The research shows the trading of spices for culinary use goes way back some 2,000 years through the global spice trade in Asia, Africa, and Europe.
In fact, the research found the oldest evidence of curry ever found outside India.
Research has shown that the history of curry began more than 4,000 years ago in India where starch grains of turmeric, ginger, eggplant, and mango were found in human teeth and in cooking pots during archaeological excavations.
Further, earlier studies in South Asia have reported archaeological presences of black pepper, mustard, clove, nutmeg, and cardamom.
Weiwei Wang and Hsiao-chun Hung, researchers at the Australian National University, say:
“Before this study, we had limited evidence of ancient curry at archaeological sites – and the little evidence we did have mainly came from India. Most of our knowledge of the early spice trade has therefore come from clues in ancient documents from India, China and Rome.”

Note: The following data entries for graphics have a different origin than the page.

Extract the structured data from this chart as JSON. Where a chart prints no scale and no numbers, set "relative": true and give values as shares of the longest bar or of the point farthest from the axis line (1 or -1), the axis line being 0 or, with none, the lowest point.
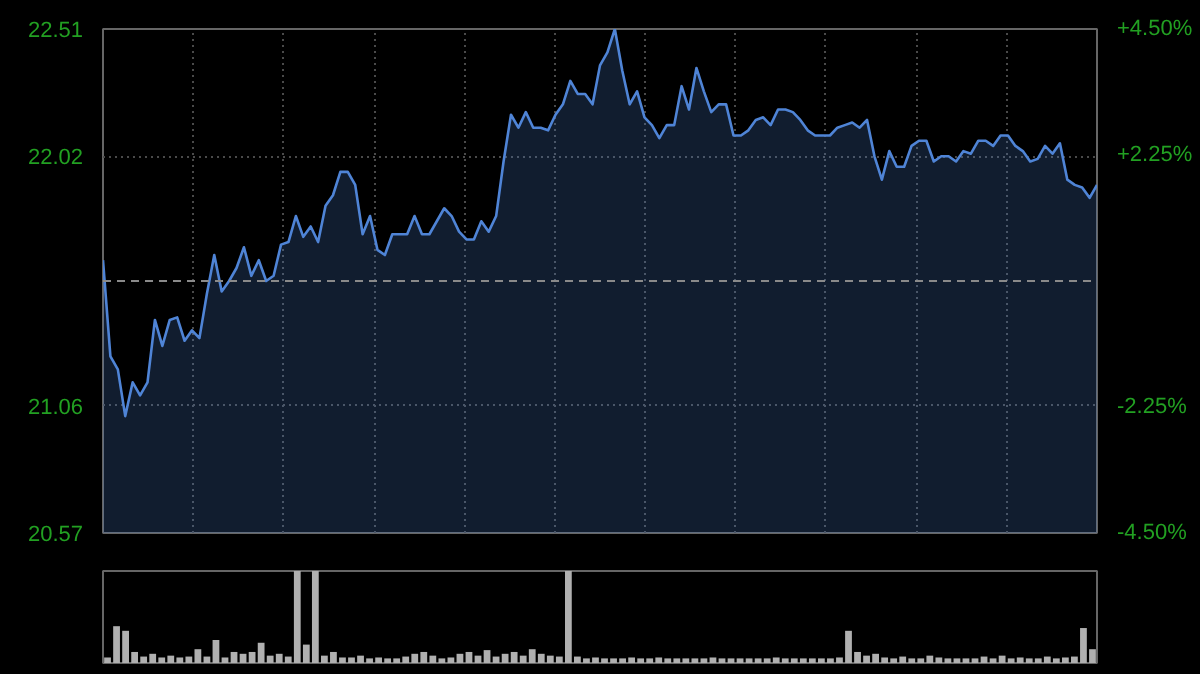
{
  "chart_data": [
    {
      "type": "area",
      "categories": [
        null,
        null,
        null,
        null,
        null,
        null,
        null,
        null,
        null,
        null,
        null,
        null,
        null,
        null,
        null,
        null,
        null,
        null,
        null,
        null,
        null,
        null,
        null,
        null,
        null,
        null,
        null,
        null,
        null,
        null,
        null,
        null,
        null,
        null,
        null,
        null,
        null,
        null,
        null,
        null,
        null,
        null,
        null,
        null,
        null,
        null,
        null,
        null,
        null,
        null,
        null,
        null,
        null,
        null,
        null,
        null,
        null,
        null,
        null,
        null,
        null,
        null,
        null,
        null,
        null,
        null,
        null,
        null,
        null,
        null,
        null,
        null,
        null,
        null,
        null,
        null,
        null,
        null,
        null,
        null,
        null,
        null,
        null,
        null,
        null,
        null,
        null,
        null,
        null,
        null,
        null,
        null,
        null,
        null,
        null,
        null,
        null,
        null,
        null,
        null,
        null,
        null,
        null,
        null,
        null,
        null,
        null,
        null,
        null,
        null,
        null,
        null,
        null,
        null,
        null,
        null,
        null,
        null,
        null,
        null,
        null,
        null,
        null,
        null,
        null,
        null,
        null,
        null,
        null,
        null,
        null,
        null,
        null,
        null,
        null
      ],
      "ylim": [
        20.57,
        22.51
      ],
      "yticks": [
        20.57,
        21.06,
        22.02,
        22.51
      ],
      "y2lim": [
        -4.5,
        4.5
      ],
      "y2ticks": [
        {
          "value": -4.5,
          "label": "-4.50%"
        },
        {
          "value": -2.25,
          "label": "-2.25%"
        },
        {
          "value": 2.25,
          "label": "+2.25%"
        },
        {
          "value": 4.5,
          "label": "+4.50%"
        }
      ],
      "grid": true,
      "ref_lines": [
        {
          "axis": "y",
          "value": 21.54,
          "color": "#8a8a8a",
          "line_style": "dashed"
        }
      ],
      "series": [
        {
          "color": "#4f84d6",
          "values": [
            21.62,
            21.25,
            21.2,
            21.02,
            21.15,
            21.1,
            21.15,
            21.39,
            21.29,
            21.39,
            21.4,
            21.31,
            21.35,
            21.32,
            21.49,
            21.64,
            21.5,
            21.54,
            21.59,
            21.67,
            21.56,
            21.62,
            21.54,
            21.56,
            21.68,
            21.69,
            21.79,
            21.71,
            21.75,
            21.69,
            21.83,
            21.87,
            21.96,
            21.96,
            21.91,
            21.72,
            21.79,
            21.66,
            21.64,
            21.72,
            21.72,
            21.72,
            21.79,
            21.72,
            21.72,
            21.77,
            21.82,
            21.79,
            21.73,
            21.7,
            21.7,
            21.77,
            21.73,
            21.79,
            22.0,
            22.18,
            22.13,
            22.19,
            22.13,
            22.13,
            22.12,
            22.18,
            22.22,
            22.31,
            22.26,
            22.26,
            22.22,
            22.37,
            22.42,
            22.51,
            22.35,
            22.22,
            22.27,
            22.17,
            22.14,
            22.09,
            22.14,
            22.14,
            22.29,
            22.2,
            22.36,
            22.27,
            22.19,
            22.22,
            22.22,
            22.1,
            22.1,
            22.12,
            22.16,
            22.17,
            22.14,
            22.2,
            22.2,
            22.19,
            22.16,
            22.12,
            22.1,
            22.1,
            22.1,
            22.13,
            22.14,
            22.15,
            22.13,
            22.16,
            22.02,
            21.93,
            22.04,
            21.98,
            21.98,
            22.06,
            22.08,
            22.08,
            22.0,
            22.02,
            22.02,
            22.0,
            22.04,
            22.03,
            22.08,
            22.08,
            22.06,
            22.1,
            22.1,
            22.06,
            22.04,
            22.0,
            22.01,
            22.06,
            22.03,
            22.07,
            21.93,
            21.91,
            21.9,
            21.86,
            21.91
          ]
        }
      ]
    },
    {
      "type": "bar",
      "relative": true,
      "color": "#b0b0b0",
      "categories": [
        null,
        null,
        null,
        null,
        null,
        null,
        null,
        null,
        null,
        null,
        null,
        null,
        null,
        null,
        null,
        null,
        null,
        null,
        null,
        null,
        null,
        null,
        null,
        null,
        null,
        null,
        null,
        null,
        null,
        null,
        null,
        null,
        null,
        null,
        null,
        null,
        null,
        null,
        null,
        null,
        null,
        null,
        null,
        null,
        null,
        null,
        null,
        null,
        null,
        null,
        null,
        null,
        null,
        null,
        null,
        null,
        null,
        null,
        null,
        null,
        null,
        null,
        null,
        null,
        null,
        null,
        null,
        null,
        null,
        null,
        null,
        null,
        null,
        null,
        null,
        null,
        null,
        null,
        null,
        null,
        null,
        null,
        null,
        null,
        null,
        null,
        null,
        null,
        null,
        null,
        null,
        null,
        null,
        null,
        null,
        null,
        null,
        null,
        null,
        null,
        null,
        null,
        null,
        null,
        null,
        null,
        null,
        null,
        null,
        null
      ],
      "values": [
        0.06,
        0.4,
        0.35,
        0.12,
        0.07,
        0.1,
        0.06,
        0.08,
        0.06,
        0.07,
        0.15,
        0.07,
        0.25,
        0.06,
        0.12,
        0.1,
        0.12,
        0.22,
        0.08,
        0.1,
        0.07,
        1.0,
        0.2,
        1.0,
        0.08,
        0.12,
        0.06,
        0.06,
        0.08,
        0.05,
        0.06,
        0.05,
        0.05,
        0.07,
        0.1,
        0.12,
        0.08,
        0.05,
        0.06,
        0.1,
        0.12,
        0.08,
        0.14,
        0.07,
        0.1,
        0.12,
        0.08,
        0.15,
        0.1,
        0.08,
        0.07,
        1.0,
        0.07,
        0.05,
        0.06,
        0.05,
        0.05,
        0.05,
        0.06,
        0.05,
        0.05,
        0.06,
        0.05,
        0.05,
        0.05,
        0.05,
        0.05,
        0.06,
        0.05,
        0.05,
        0.05,
        0.05,
        0.05,
        0.05,
        0.06,
        0.05,
        0.05,
        0.05,
        0.05,
        0.05,
        0.05,
        0.06,
        0.35,
        0.12,
        0.08,
        0.1,
        0.06,
        0.05,
        0.07,
        0.05,
        0.05,
        0.08,
        0.06,
        0.05,
        0.05,
        0.05,
        0.05,
        0.07,
        0.05,
        0.08,
        0.05,
        0.06,
        0.05,
        0.05,
        0.07,
        0.05,
        0.06,
        0.07,
        0.38,
        0.15
      ]
    }
  ]
}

The researchers used a technique called starch grain analysis to analyze microscopic remains recovered from a range of grinding and pounding tools excavated from the Oc Eo site.
“We made the intriguing discovery at the Oc Eo archaeological complex in southern Vietnam. We found eight unique spices, originally from different sources, which were likely used for making curry. What’s even more fascinating is that some of these would have been transported over several thousand kilometres by sea.”
Oc Eo is located on the border between An Giang and Kien Giang provinces on the southwestern side of the Mekong Delta, southern Vietnam.
From 2017 to 2019, most of the stone grinding tools, “pesani”, were excavated by the research team and some were previously collected by the local museum.
At the Oc Eo site were also excavated Hindu and Buddhist religious monuments as it was considered an important centre for the processing of metals, glass for jewellery, and pottery.
Researchers note that the Indian stone grinding type tools were initially brought to Oc Eo by early migrants from the region and later locally manufactured.
The researchers add:
“Of the 40 tools we analysed, 12 produced a range of spices including turmeric, ginger, fingerroot, sand ginger, galangal, clove, nutmeg and cinnamon. This means the occupants of the site had indeed used the tools for food processing, including to powder the rhizomes, seeds and stems of spice plants to release flavour.”
The researchers recovered a total of 717 starch grains from the surfaces of the 12 studied implements, of which 604 were identifiable to species.
The starch grain analysis on spices found at Oc Eo confirmed that these wouldn’t have all been available in the region naturally. These spices would have been transported either via the Indian or Pacific Ocean.
The artifacts analyzed in the research corresponded with traditional Indian spice grinding tools. Thus the researchers observe that it proved “curry has a fascinating history beyond India, and that curry spices were coveted far and wide.”
“So it’s interesting to note that nearly 2,000 years ago, individuals living outside India had a strong desire to savour the flavors of curry – as evidenced by their diligent preparations.”
This new study has contributed to the knowledge about how Indian culture influenced the formation of early Southeast Asian cuisines within the global spice trade and colonial networks.